I feel like superintendent could become the de facto framework for building human-in-the-loop active learning systems if improvements are made to each of these areas. Considering (2), many state-of-the-art active learning acquisition methods are not based on output probabilities, so superintendent would need to provide more flexibility for custom acquisition functions. Considering (3) I think it would be useful to have Dash as another frontend for the reasons stated above. Considering (4), support for kubernetes over docker-compose could be added for improved scalability. Dash apps have been demonstrated to work well with kubernetes, so the web app dockerfile could be built with dash. The model training dockerfile could be built with a framework like FastAPI that could talk with the web app dockerfiles.

Clearly this would take a lot of work, but I’m sure there would be a lot of interest from the community on building a solution like this.

Let me know your thoughts!

zndr27 commented 2 years ago

Sorry for the long winded message haha. Maybe it would be nice to talk on zoom sometime?

Another thing to consider about (4) is how labels are combined across different oracles. For example, maybe we want 3 oracles to generate a "label" for each sample and write some logic for how the labels get combined. Depending on the nature of the label this logic could be more or less complicated. For instance, if it is just a binary label then maybe we would take the majority label amongst the oracles. However, if the label is a binary segmentation mask then maybe the output would be the average of the oracles' masks thereby generating a probability segmentation mask.

janfreyberg commented 2 years ago

Oh nice! That's a really nice looking, fully featured interface. Also great to see you using dash bootstrap components as it's developed by a friend :)

I definitely agree with the vision of developing software that can act as an interface to several different options of handling the labelling. My main hesitation is introducing additional complexity to a library that at times in the past has gotten pretty out of hand :) However, especially since all labelling is now stored with a database backend, it may actually be easy to produce a separate library (e.g. superintendent-dash, or something like that), which simply reads from the same database.

That would mean that active learning (training models in the different frameworks you mentioned, acquisition functions, etc), could continue to be handled by this python library, but the labelling frontend can be served using dash. I don't think the active learning backend even needs to have a FastAPI web interface in that case, as it's all handled via the database.

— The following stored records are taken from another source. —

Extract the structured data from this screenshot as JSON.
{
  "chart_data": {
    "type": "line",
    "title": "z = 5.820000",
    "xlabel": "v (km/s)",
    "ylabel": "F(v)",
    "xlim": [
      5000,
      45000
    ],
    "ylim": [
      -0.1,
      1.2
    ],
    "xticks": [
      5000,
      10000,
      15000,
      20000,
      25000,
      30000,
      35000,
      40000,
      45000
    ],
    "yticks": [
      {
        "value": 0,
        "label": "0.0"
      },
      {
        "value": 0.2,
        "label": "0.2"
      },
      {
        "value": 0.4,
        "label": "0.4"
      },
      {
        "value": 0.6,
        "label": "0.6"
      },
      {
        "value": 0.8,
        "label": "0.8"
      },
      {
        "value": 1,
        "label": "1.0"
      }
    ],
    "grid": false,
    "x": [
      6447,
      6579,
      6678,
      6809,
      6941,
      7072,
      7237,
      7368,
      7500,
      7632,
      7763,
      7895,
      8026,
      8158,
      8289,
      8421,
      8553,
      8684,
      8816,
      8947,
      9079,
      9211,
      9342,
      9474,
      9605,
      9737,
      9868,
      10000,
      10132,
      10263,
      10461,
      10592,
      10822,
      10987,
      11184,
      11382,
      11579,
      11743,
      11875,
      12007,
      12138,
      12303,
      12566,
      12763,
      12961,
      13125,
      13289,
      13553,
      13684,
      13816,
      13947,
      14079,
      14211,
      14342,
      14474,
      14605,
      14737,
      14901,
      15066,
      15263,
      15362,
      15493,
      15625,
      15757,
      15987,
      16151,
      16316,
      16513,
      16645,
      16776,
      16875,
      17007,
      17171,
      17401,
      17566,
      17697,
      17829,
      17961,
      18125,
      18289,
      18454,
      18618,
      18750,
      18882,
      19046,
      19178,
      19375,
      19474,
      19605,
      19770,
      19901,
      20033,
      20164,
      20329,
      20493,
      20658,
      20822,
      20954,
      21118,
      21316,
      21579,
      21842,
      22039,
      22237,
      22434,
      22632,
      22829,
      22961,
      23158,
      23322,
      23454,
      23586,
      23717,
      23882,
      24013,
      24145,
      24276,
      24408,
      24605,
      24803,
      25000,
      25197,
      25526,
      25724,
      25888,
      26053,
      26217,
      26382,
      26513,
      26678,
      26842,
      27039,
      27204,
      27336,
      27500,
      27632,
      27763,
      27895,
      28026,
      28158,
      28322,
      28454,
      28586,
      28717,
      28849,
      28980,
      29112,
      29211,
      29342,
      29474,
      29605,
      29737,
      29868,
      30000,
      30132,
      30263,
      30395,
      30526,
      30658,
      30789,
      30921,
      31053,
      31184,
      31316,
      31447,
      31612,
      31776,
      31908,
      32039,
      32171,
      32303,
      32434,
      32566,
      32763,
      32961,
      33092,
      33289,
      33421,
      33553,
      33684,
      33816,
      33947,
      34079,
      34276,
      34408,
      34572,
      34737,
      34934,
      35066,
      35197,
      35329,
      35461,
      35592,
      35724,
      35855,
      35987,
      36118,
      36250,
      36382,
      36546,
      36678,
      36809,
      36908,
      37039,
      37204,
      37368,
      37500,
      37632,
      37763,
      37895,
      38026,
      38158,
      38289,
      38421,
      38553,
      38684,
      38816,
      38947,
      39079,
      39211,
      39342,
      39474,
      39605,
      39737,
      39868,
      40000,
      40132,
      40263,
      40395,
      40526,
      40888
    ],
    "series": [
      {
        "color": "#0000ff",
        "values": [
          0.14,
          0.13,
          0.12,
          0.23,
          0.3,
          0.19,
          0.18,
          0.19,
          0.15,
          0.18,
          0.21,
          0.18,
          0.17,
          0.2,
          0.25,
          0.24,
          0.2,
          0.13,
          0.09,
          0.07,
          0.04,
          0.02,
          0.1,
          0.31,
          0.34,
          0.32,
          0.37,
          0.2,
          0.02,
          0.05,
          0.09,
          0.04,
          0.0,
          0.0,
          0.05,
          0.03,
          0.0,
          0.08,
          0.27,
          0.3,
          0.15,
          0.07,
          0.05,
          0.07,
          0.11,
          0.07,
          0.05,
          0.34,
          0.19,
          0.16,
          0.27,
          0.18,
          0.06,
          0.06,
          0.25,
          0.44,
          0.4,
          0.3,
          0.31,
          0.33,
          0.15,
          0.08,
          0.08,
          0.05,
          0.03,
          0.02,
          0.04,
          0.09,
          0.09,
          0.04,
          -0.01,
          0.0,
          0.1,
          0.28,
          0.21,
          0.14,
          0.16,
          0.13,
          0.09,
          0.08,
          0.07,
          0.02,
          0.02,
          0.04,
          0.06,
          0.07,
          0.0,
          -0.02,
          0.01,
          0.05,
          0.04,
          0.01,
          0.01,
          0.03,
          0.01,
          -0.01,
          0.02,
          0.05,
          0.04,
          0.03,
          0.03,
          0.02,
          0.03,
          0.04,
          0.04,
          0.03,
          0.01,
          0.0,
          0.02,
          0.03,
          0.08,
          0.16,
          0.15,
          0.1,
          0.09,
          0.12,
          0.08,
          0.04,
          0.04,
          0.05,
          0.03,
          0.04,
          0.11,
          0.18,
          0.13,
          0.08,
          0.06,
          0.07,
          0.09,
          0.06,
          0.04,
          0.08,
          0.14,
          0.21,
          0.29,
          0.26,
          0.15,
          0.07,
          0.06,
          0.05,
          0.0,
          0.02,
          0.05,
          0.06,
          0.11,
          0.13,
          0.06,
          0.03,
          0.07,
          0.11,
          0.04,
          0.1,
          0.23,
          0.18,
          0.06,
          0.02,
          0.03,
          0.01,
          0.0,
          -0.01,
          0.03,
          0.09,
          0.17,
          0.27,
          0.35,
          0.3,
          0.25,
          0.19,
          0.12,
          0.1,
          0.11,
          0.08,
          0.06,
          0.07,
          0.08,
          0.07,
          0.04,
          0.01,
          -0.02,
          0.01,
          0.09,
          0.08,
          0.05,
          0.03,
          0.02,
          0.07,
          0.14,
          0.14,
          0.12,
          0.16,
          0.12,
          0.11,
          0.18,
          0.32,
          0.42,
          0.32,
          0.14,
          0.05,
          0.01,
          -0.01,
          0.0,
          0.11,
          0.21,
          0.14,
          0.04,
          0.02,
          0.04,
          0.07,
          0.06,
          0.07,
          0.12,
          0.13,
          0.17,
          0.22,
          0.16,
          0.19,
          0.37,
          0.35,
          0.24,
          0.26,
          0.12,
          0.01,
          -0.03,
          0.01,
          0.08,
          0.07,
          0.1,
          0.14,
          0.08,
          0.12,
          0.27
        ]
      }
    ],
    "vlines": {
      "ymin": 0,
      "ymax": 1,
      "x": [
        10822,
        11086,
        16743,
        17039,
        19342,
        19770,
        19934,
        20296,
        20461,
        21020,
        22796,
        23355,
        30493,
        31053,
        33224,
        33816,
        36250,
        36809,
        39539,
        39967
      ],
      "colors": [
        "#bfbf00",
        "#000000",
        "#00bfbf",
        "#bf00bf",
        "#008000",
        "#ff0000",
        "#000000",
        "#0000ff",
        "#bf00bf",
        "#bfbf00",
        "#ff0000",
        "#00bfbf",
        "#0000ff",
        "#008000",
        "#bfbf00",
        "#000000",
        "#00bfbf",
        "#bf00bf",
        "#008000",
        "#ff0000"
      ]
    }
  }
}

I would be keen to define some sort of standardised API for dash labelling frontend components, as that makes it much easier to support third party components (something I've tried to encourage with ipyannotations).

What do you think? There would have to be quite a bit of planning (and probably a bit more thinking around things like the database schema), but this would be very cool :)

Regarding handling multiple labels per datapoint - yes, this is also something on my mind. My intuition is to simply return all labels as a list and let the user write the code to handle reconciliation, simply because there are so many idiosyncrasies when it comes to machine learning!

There are a few other things I am also thinking about - one is whether we can actually use model proposals for labels once a model is "good enough". For segmentation, you could imagine overlaying a model's proposed segmentation mask, and the user only needs to edit it. Would love to hear your thoughts on this.

If this approach makes sense to you it would be great to have a chat on zoom! Thanks again for your interest!